Using Scala, create DataFrame or RDD from Java ResultSet

I don't want to create Dataframe or RDD directly using spark.read method. I want to form a dataframe or RDD from a java resultset (has 5,000,00 records). Appreciate if you provide a diligent solution.

Solution

First using RowFactory, we can create rows. Secondly, all the rows can be converted into Dataframe using SQLContext.createDataFrame method. Hope, this will help you too :).

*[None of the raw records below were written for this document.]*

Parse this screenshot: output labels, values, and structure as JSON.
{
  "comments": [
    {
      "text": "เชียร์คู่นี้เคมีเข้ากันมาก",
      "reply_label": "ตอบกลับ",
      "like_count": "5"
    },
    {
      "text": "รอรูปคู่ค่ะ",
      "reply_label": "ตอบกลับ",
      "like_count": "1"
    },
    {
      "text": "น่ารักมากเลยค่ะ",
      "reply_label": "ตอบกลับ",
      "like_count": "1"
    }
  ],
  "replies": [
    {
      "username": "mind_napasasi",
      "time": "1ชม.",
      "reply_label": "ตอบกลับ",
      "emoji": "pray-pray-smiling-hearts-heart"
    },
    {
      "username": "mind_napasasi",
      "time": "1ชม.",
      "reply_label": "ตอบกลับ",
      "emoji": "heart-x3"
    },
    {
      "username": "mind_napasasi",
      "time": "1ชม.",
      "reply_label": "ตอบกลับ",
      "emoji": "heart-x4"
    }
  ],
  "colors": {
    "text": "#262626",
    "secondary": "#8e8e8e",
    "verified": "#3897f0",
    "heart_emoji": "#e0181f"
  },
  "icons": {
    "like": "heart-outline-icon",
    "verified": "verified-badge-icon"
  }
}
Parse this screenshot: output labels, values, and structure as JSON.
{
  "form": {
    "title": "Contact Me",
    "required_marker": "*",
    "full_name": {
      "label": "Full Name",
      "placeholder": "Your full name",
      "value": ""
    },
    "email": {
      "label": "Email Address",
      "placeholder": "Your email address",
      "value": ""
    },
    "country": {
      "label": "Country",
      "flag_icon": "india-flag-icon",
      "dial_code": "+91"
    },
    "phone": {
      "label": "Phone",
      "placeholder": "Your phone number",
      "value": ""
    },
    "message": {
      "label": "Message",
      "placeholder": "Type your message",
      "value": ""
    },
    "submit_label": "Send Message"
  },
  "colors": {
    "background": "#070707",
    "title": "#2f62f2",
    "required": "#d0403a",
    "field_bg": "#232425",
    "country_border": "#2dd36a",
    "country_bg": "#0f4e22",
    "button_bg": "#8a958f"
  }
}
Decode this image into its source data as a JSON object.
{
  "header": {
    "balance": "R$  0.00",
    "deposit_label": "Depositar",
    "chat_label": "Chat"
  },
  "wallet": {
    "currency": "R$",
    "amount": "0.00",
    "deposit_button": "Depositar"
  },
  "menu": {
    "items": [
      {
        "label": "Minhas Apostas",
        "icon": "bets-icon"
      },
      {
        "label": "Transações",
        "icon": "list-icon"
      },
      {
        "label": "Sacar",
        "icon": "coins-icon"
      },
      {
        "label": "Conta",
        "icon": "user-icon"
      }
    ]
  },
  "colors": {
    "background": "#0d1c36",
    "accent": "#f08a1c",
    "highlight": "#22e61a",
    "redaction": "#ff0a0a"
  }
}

import java.sql.Connection
import java.sql.ResultSet
import org.apache.spark.sql.RowFactory
import org.apache.spark.sql.DataFrame
import org.apache.spark.sql.Row
import org.apache.spark.sql.SQLContext
import org.apache.spark.sql.types.StringType
import org.apache.spark.sql.types.StructField
import org.apache.spark.sql.types.StructType

var resultSet: ResultSet = null
val rowList = new scala.collection.mutable.MutableList[Row]
var cRow: Row = null

//Resultset is created from traditional Java JDBC.
val resultSet = DbConnection.createStatement().execute("Sql")

//Looping resultset
while (resultSet.next()) {
   //adding two columns into a "Row" object
   cRow = RowFactory.create(resultSet.getObject(1), resultSet.getObject(2))
   //adding each rows into "List" object.
   rowList += (cRow)
}

val sconf = new SparkConf
sconf.setAppName("")
sconf.setMaster("local[*]")
var sContext: SparkContext = new SparkContext(sConf)
var sqlContext: SQLContext = new SQLContext(sContext)

//creates a dataframe
DF = sqlContext.createDataFrame(sContext.parallelize(rowList ,2), getSchema())
DF.show() //show the dataframe.

def getSchema(): StructType = {
    val DecimalType = DataTypes.createDecimalType(38, 10)
    val schema = StructType(
      StructField("COUNT", LongType, false) ::
        StructField("TABLE_NAME", StringType, false) :: Nil)

  //Returning the schema to define dataframe columns.
  schema
}